Risk of investing in thematic funds
The biggest risk of these funds is that if the chosen sector or theme weakens, the entire fund comes under pressure. That is, these funds have less diversification and more concentration. This is why they are considered a high risk – high return category.
Caution for investors
-Investment in thematic funds should be done with a long-term perspective.
-Invest only a small part of your total investment amount in these, because the risk is high.
-Take steps only after understanding the growth prospects of the theme and sector.
-There should be no overlap between different funds, otherwise the portfolio can be very one-sided.
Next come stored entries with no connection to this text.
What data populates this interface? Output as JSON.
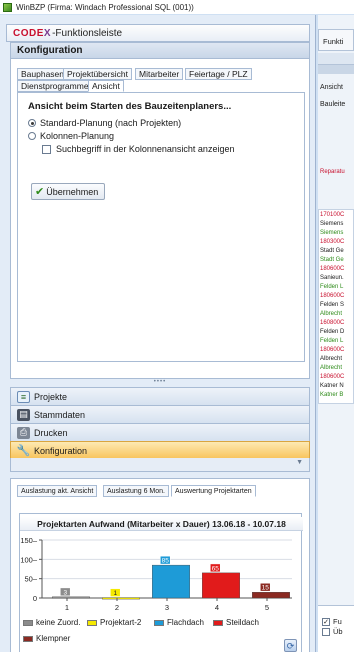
{
  "window": {
    "title": "WinBZP (Firma: Windach Professional SQL  (001))"
  },
  "toolbar_header": {
    "logo_codex": "CODE",
    "logo_x": "X",
    "label": "-Funktionsleiste"
  },
  "config_panel": {
    "title": "Konfiguration",
    "tabs": [
      {
        "label": "Bauphasen"
      },
      {
        "label": "Projektübersicht"
      },
      {
        "label": "Mitarbeiter"
      },
      {
        "label": "Feiertage / PLZ"
      },
      {
        "label": "Dienstprogramme"
      },
      {
        "label": "Ansicht",
        "active": true
      }
    ],
    "section_title": "Ansicht beim Starten des Bauzeitenplaners...",
    "options": [
      {
        "label": "Standard-Planung (nach Projekten)",
        "selected": true
      },
      {
        "label": "Kolonnen-Planung",
        "selected": false
      }
    ],
    "checkbox": {
      "label": "Suchbegriff in der Kolonnenansicht anzeigen",
      "checked": false
    },
    "apply_button": "Übernehmen"
  },
  "nav": {
    "items": [
      {
        "label": "Projekte",
        "icon": "projects-icon"
      },
      {
        "label": "Stammdaten",
        "icon": "database-icon"
      },
      {
        "label": "Drucken",
        "icon": "printer-icon"
      },
      {
        "label": "Konfiguration",
        "icon": "wrench-icon",
        "active": true
      }
    ],
    "chevron": "▼"
  },
  "lower_panel": {
    "tabs": [
      {
        "label": "Auslastung akt. Ansicht"
      },
      {
        "label": "Auslastung 6 Mon."
      },
      {
        "label": "Auswertung Projektarten",
        "active": true
      }
    ]
  },
  "chart_data": {
    "type": "bar",
    "title": "Projektarten Aufwand (Mitarbeiter x Dauer) 13.06.18 - 10.07.18",
    "categories": [
      "1",
      "2",
      "3",
      "4",
      "5"
    ],
    "ylim": [
      0,
      150
    ],
    "yticks": [
      0,
      50,
      100,
      150
    ],
    "grid": true,
    "legend_position": "bottom",
    "bars": [
      {
        "category": "1",
        "series": "keine Zuord.",
        "value": 3,
        "label": "3",
        "color": "#8c8c8c"
      },
      {
        "category": "2",
        "series": "Projektart-2",
        "value": 1,
        "label": "1",
        "color": "#f5e900"
      },
      {
        "category": "3",
        "series": "Flachdach",
        "value": 85,
        "label": "85",
        "color": "#1e9bd7"
      },
      {
        "category": "4",
        "series": "Steildach",
        "value": 65,
        "label": "65",
        "color": "#e11b1b"
      },
      {
        "category": "5",
        "series": "Klempner",
        "value": 15,
        "label": "15",
        "color": "#8b2a22"
      }
    ],
    "series": [
      {
        "name": "keine Zuord.",
        "color": "#8c8c8c"
      },
      {
        "name": "Projektart-2",
        "color": "#f5e900"
      },
      {
        "name": "Flachdach",
        "color": "#1e9bd7"
      },
      {
        "name": "Steildach",
        "color": "#e11b1b"
      },
      {
        "name": "Klempner",
        "color": "#8b2a22"
      }
    ]
  },
  "right_pane": {
    "tab_label": "Funkti",
    "labels": [
      "Ansicht",
      "Bauleite"
    ],
    "red_note": "Reparatu",
    "list_items": [
      {
        "text": "170100C",
        "color": "#c8102e"
      },
      {
        "text": "Siemens",
        "color": "#1a1a1a"
      },
      {
        "text": "Siemens",
        "color": "#2e8b1a"
      },
      {
        "text": "180300C",
        "color": "#c8102e"
      },
      {
        "text": "Stadt Ge",
        "color": "#1a1a1a"
      },
      {
        "text": "Stadt Ge",
        "color": "#2e8b1a"
      },
      {
        "text": "180600C",
        "color": "#c8102e"
      },
      {
        "text": "Sanieun.",
        "color": "#1a1a1a"
      },
      {
        "text": "Felden L",
        "color": "#2e8b1a"
      },
      {
        "text": "180600C",
        "color": "#c8102e"
      },
      {
        "text": "Felden S",
        "color": "#1a1a1a"
      },
      {
        "text": "Albrecht",
        "color": "#2e8b1a"
      },
      {
        "text": "160800C",
        "color": "#c8102e"
      },
      {
        "text": "Felden D",
        "color": "#1a1a1a"
      },
      {
        "text": "Felden L",
        "color": "#2e8b1a"
      },
      {
        "text": "180600C",
        "color": "#c8102e"
      },
      {
        "text": "Albrecht",
        "color": "#1a1a1a"
      },
      {
        "text": "Albrecht",
        "color": "#2e8b1a"
      },
      {
        "text": "180600C",
        "color": "#c8102e"
      },
      {
        "text": "Katner N",
        "color": "#1a1a1a"
      },
      {
        "text": "Katner B",
        "color": "#2e8b1a"
      }
    ],
    "checkboxes": [
      {
        "label": "Fu",
        "checked": true
      },
      {
        "label": "Üb",
        "checked": false
      }
    ]
  }
}
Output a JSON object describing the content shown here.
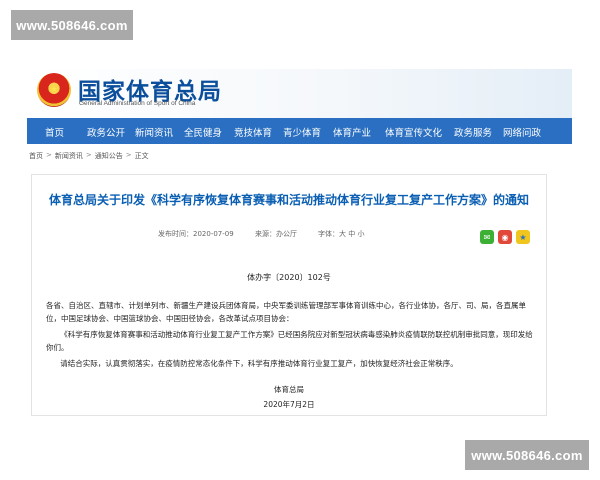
{
  "watermark": {
    "top": "www.508646.com",
    "bottom": "www.508646.com"
  },
  "header": {
    "site_title": "国家体育总局",
    "site_subtitle": "General Administration of Sport of China",
    "emblem_icon": "national-emblem-icon"
  },
  "nav": {
    "items": [
      "首页",
      "政务公开",
      "新闻资讯",
      "全民健身",
      "竞技体育",
      "青少体育",
      "体育产业",
      "体育宣传文化",
      "政务服务",
      "网络问政"
    ]
  },
  "breadcrumb": {
    "items": [
      "首页",
      "新闻资讯",
      "通知公告",
      "正文"
    ],
    "separator": ">"
  },
  "article": {
    "title": "体育总局关于印发《科学有序恢复体育赛事和活动推动体育行业复工复产工作方案》的通知",
    "publish_time": "发布时间：2020-07-09",
    "source": "来源：办公厅",
    "font_size": "字体：大 中 小",
    "doc_number": "体办字〔2020〕102号",
    "paragraphs": [
      "各省、自治区、直辖市、计划单列市、新疆生产建设兵团体育局，中央军委训练管理部军事体育训练中心，各行业体协，各厅、司、局，各直属单位，中国足球协会、中国篮球协会、中国田径协会，各改革试点项目协会：",
      "《科学有序恢复体育赛事和活动推动体育行业复工复产工作方案》已经国务院应对新型冠状病毒感染肺炎疫情联防联控机制审批同意，现印发给你们。",
      "请结合实际，认真贯彻落实，在疫情防控常态化条件下，科学有序推动体育行业复工复产，加快恢复经济社会正常秩序。"
    ],
    "signature": "体育总局",
    "date": "2020年7月2日"
  },
  "share": {
    "wechat_icon": "wechat-icon",
    "weibo_icon": "weibo-icon",
    "qzone_icon": "qzone-icon"
  },
  "colors": {
    "brand": "#0b4f9c",
    "nav_bg": "#2a6fc1",
    "title": "#0b5fb3"
  }
}
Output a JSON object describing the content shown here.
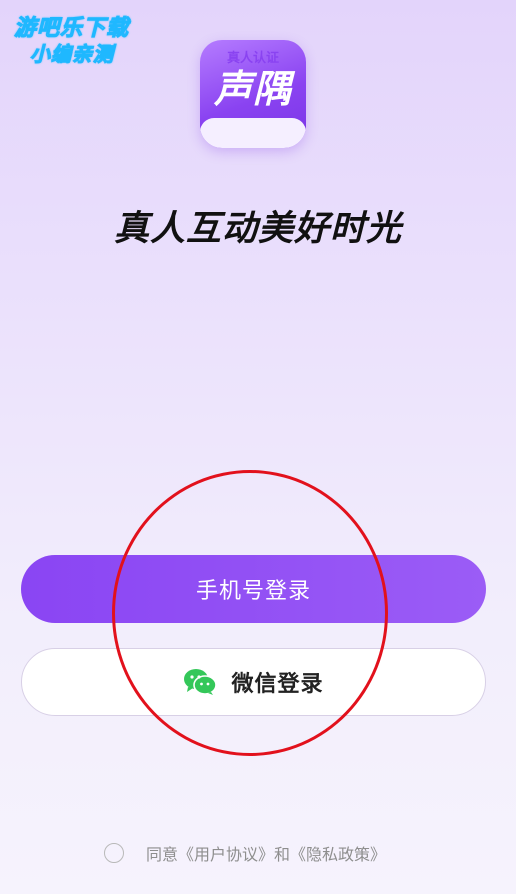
{
  "watermark": {
    "line1": "游吧乐下载",
    "line2": "小编亲测"
  },
  "app": {
    "icon_name": "声隅",
    "icon_badge": "真人认证",
    "slogan": "真人互动美好时光"
  },
  "login": {
    "phone_label": "手机号登录",
    "wechat_label": "微信登录"
  },
  "agreement": {
    "prefix": "同意",
    "user_agreement": "《用户协议》",
    "conjunction": "和",
    "privacy_policy": "《隐私政策》"
  },
  "colors": {
    "accent": "#8a45f3",
    "annotation": "#e2111c",
    "wechat_green": "#34c759"
  }
}
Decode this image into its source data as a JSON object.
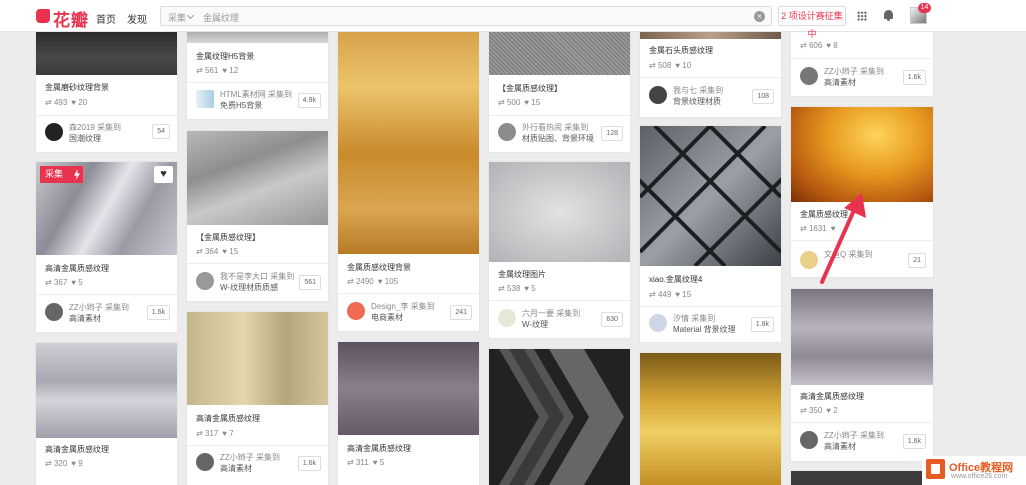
{
  "header": {
    "logo_text": "花瓣",
    "nav": [
      "首页",
      "发现"
    ],
    "search": {
      "scope": "采集",
      "value": "金属纹理",
      "clear_icon": "clear-icon"
    },
    "contest": "2 项设计赛征集中",
    "notification_count": "14"
  },
  "overlay": {
    "collect": "采集"
  },
  "columns": [
    [
      {
        "title": "金属磨砂纹理背景",
        "repins": "493",
        "likes": "20",
        "user_line1": "森2019 采集到",
        "user_line2": "国潮纹理",
        "count": "54"
      },
      {
        "title": "高清金属质感纹理",
        "repins": "367",
        "likes": "5",
        "user_line1": "ZZ小辫子 采集到",
        "user_line2": "高清素材",
        "count": "1.6k"
      },
      {
        "title": "高清金属质感纹理",
        "repins": "320",
        "likes": "9"
      }
    ],
    [
      {
        "title": "金属纹理H5背景",
        "repins": "561",
        "likes": "12",
        "user_line1": "HTML素材网 采集到",
        "user_line2": "免费H5背景",
        "count": "4.9k"
      },
      {
        "title": "【金属质感纹理】",
        "repins": "364",
        "likes": "15",
        "user_line1": "我不是李大口 采集到",
        "user_line2": "W-纹理材质质感",
        "count": "561"
      },
      {
        "title": "高清金属质感纹理",
        "repins": "317",
        "likes": "7",
        "user_line1": "ZZ小辫子 采集到",
        "user_line2": "高清素材",
        "count": "1.6k"
      }
    ],
    [
      {
        "title": "金属质感纹理背景",
        "repins": "2490",
        "likes": "105",
        "user_line1": "Design_李 采集到",
        "user_line2": "电商素材",
        "count": "241"
      },
      {
        "title": "高清金属质感纹理",
        "repins": "311",
        "likes": "5"
      }
    ],
    [
      {
        "title": "【金属质感纹理】",
        "repins": "500",
        "likes": "15",
        "user_line1": "外行看热闹 采集到",
        "user_line2": "材质贴图、背景环境",
        "count": "128"
      },
      {
        "title": "金属纹理图片",
        "repins": "538",
        "likes": "5",
        "user_line1": "六月一要 采集到",
        "user_line2": "W-纹理",
        "count": "630"
      }
    ],
    [
      {
        "title": "金属石头质感纹理",
        "repins": "508",
        "likes": "10",
        "user_line1": "我与七 采集到",
        "user_line2": "背景纹理材质",
        "count": "108"
      },
      {
        "title": "xiao.金属纹理4",
        "repins": "449",
        "likes": "15",
        "user_line1": "汐情 采集到",
        "user_line2": "Material 背景纹理",
        "count": "1.8k"
      }
    ],
    [
      {
        "title": "",
        "repins": "606",
        "likes": "8",
        "user_line1": "ZZ小辫子 采集到",
        "user_line2": "高清素材",
        "count": "1.6k"
      },
      {
        "title": "金属质感纹理",
        "repins": "1631",
        "likes": "",
        "user_line1": "文鱼Q 采集到",
        "user_line2": "",
        "count": "21"
      },
      {
        "title": "高清金属质感纹理",
        "repins": "350",
        "likes": "2",
        "user_line1": "ZZ小辫子 采集到",
        "user_line2": "高清素材",
        "count": "1.6k"
      }
    ]
  ],
  "watermark": {
    "line1": "Office教程网",
    "line2": "www.office26.com"
  },
  "colors": {
    "brand": "#e8334f",
    "annotation_arrow": "#e8334f"
  }
}
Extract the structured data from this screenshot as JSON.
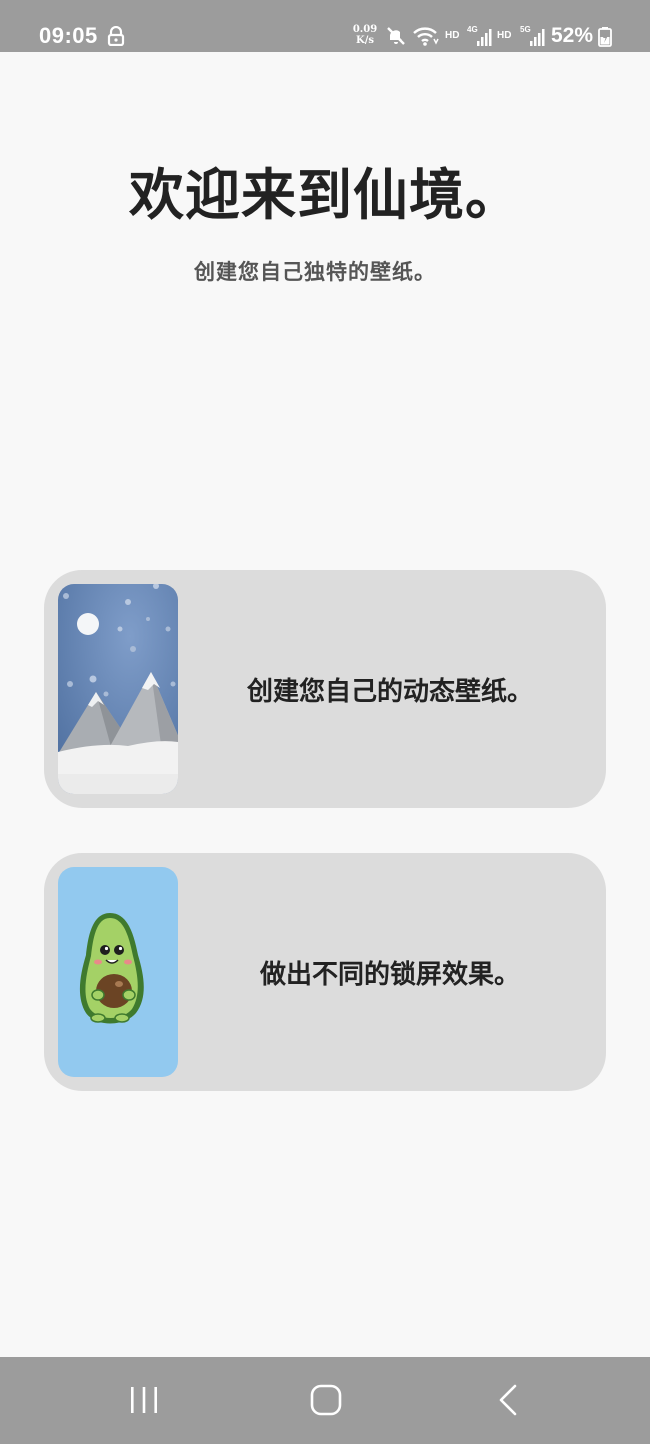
{
  "status_bar": {
    "time": "09:05",
    "net_speed_value": "0.09",
    "net_speed_unit": "K/s",
    "hd_label_1": "HD",
    "signal_1_label": "4G",
    "hd_label_2": "HD",
    "signal_2_label": "5G",
    "battery": "52%"
  },
  "header": {
    "title": "欢迎来到仙境。",
    "subtitle": "创建您自己独特的壁纸。"
  },
  "cards": [
    {
      "label": "创建您自己的动态壁纸。",
      "thumbnail": "snowy-mountain-wallpaper"
    },
    {
      "label": "做出不同的锁屏效果。",
      "thumbnail": "avocado-wallpaper"
    }
  ],
  "nav_bar": {
    "recents_icon": "recents-icon",
    "home_icon": "home-icon",
    "back_icon": "back-icon"
  },
  "colors": {
    "status_bar_bg": "#9c9c9c",
    "page_bg": "#f8f8f8",
    "card_bg": "#dcdcdc",
    "title_text": "#222222",
    "subtitle_text": "#555555"
  }
}
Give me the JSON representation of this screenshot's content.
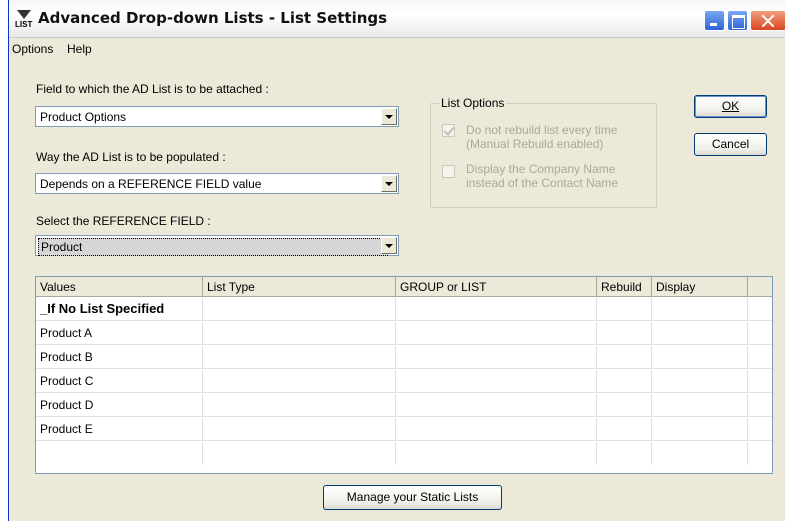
{
  "window": {
    "title": "Advanced Drop-down Lists - List Settings",
    "icon_label": "LIST"
  },
  "menu": {
    "items": [
      "Options",
      "Help"
    ]
  },
  "form": {
    "field_label": "Field to which the AD List is to be attached :",
    "field_value": "Product Options",
    "populate_label": "Way the AD List is to be populated :",
    "populate_value": "Depends on a REFERENCE FIELD value",
    "reference_label": "Select the REFERENCE FIELD :",
    "reference_value": "Product"
  },
  "list_options": {
    "title": "List Options",
    "option1_line1": "Do not rebuild list every time",
    "option1_line2": "(Manual Rebuild enabled)",
    "option1_checked": true,
    "option2_line1": "Display the Company Name",
    "option2_line2": "instead of the Contact Name",
    "option2_checked": false
  },
  "buttons": {
    "ok": "OK",
    "cancel": "Cancel",
    "manage": "Manage your Static Lists"
  },
  "grid": {
    "columns": [
      "Values",
      "List Type",
      "GROUP or LIST",
      "Rebuild",
      "Display"
    ],
    "rows": [
      "_If No List Specified",
      "Product A",
      "Product B",
      "Product C",
      "Product D",
      "Product E"
    ]
  }
}
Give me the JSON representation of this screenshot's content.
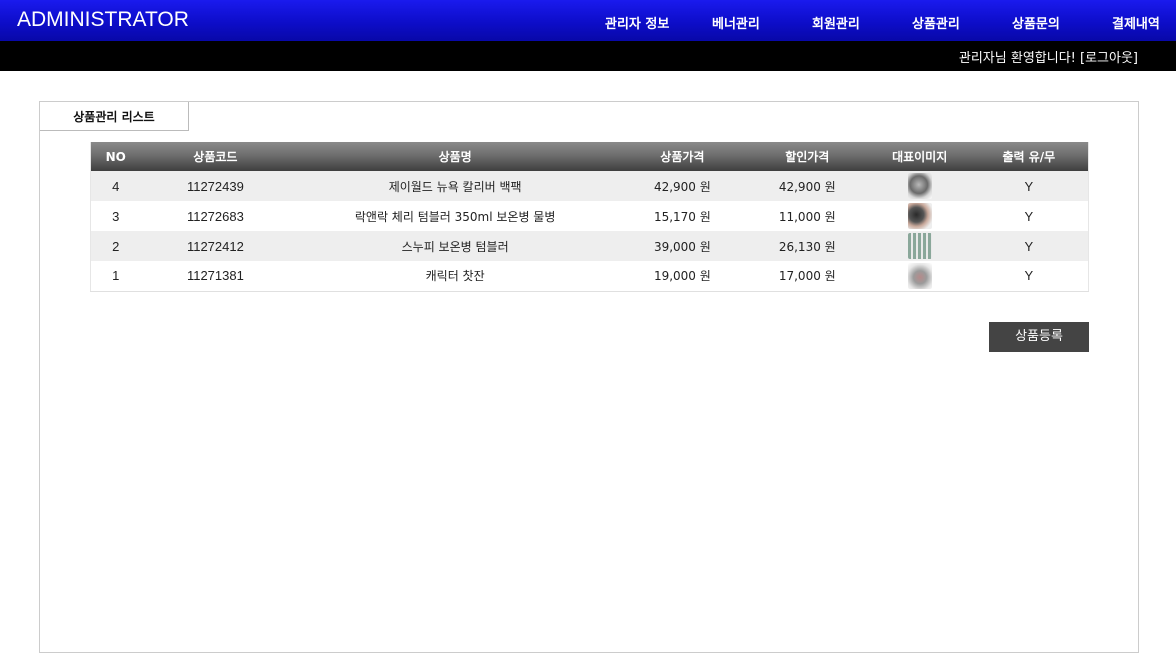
{
  "header": {
    "brand": "ADMINISTRATOR",
    "nav": [
      {
        "label": "관리자 정보"
      },
      {
        "label": "베너관리"
      },
      {
        "label": "회원관리"
      },
      {
        "label": "상품관리"
      },
      {
        "label": "상품문의"
      },
      {
        "label": "결제내역"
      }
    ],
    "welcome": "관리자님 환영합니다!",
    "logout": "[로그아웃]"
  },
  "panel": {
    "tab_label": "상품관리 리스트",
    "columns": [
      "NO",
      "상품코드",
      "상품명",
      "상품가격",
      "할인가격",
      "대표이미지",
      "출력 유/무"
    ],
    "rows": [
      {
        "no": "4",
        "code": "11272439",
        "name": "제이월드 뉴욕 칼리버 백팩",
        "price": "42,900 원",
        "discount": "42,900 원",
        "image_icon": "backpack-thumbnail",
        "display": "Y"
      },
      {
        "no": "3",
        "code": "11272683",
        "name": "락앤락 체리 텀블러 350ml 보온병 물병",
        "price": "15,170 원",
        "discount": "11,000 원",
        "image_icon": "tumbler-thumbnail",
        "display": "Y"
      },
      {
        "no": "2",
        "code": "11272412",
        "name": "스누피 보온병 텀블러",
        "price": "39,000 원",
        "discount": "26,130 원",
        "image_icon": "thermos-thumbnail",
        "display": "Y"
      },
      {
        "no": "1",
        "code": "11271381",
        "name": "캐릭터 찻잔",
        "price": "19,000 원",
        "discount": "17,000 원",
        "image_icon": "teacup-thumbnail",
        "display": "Y"
      }
    ],
    "register_button": "상품등록"
  },
  "colors": {
    "header_blue": "#0d0dc9",
    "subbar_black": "#000000",
    "table_header_dark": "#3e3e3e",
    "row_alt": "#eeeeee",
    "button_dark": "#444444"
  }
}
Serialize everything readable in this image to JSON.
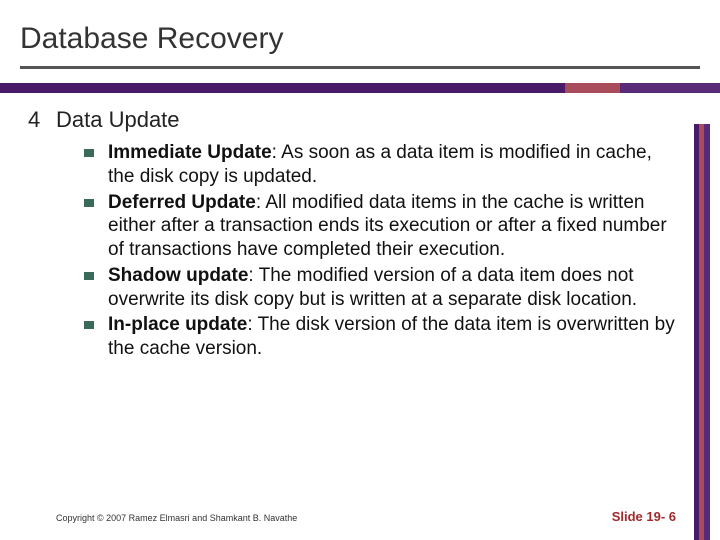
{
  "title": "Database Recovery",
  "section": {
    "number": "4",
    "heading": "Data Update"
  },
  "bullets": [
    {
      "term": "Immediate Update",
      "rest": ":  As soon as a data item is modified in cache, the disk copy is updated."
    },
    {
      "term": "Deferred Update",
      "rest": ":  All modified data items in the cache is written either after a transaction ends its execution or after a fixed number of transactions have completed their execution."
    },
    {
      "term": "Shadow update",
      "rest": ":  The modified version of a data item does not overwrite its disk copy but is written at a separate disk location."
    },
    {
      "term": "In-place update",
      "rest": ": The disk version of the data item is overwritten by the cache version."
    }
  ],
  "footer": {
    "copyright": "Copyright © 2007 Ramez Elmasri and Shamkant B. Navathe",
    "slide": "Slide 19- 6"
  }
}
Keep in mind, the returns mentioned here are based on past performance. The performance of mutual funds keeps changing according to the market conditions. That is, the fund which did well earlier, may not necessarily give the same return in future.
Summing up…
If you believe in sector-based growth stories and have the ability to take risks, then these 5 thematic funds can make a place in your portfolio in 2025. But before investing, definitely take your financial needs, risk profile and advisor’s advice.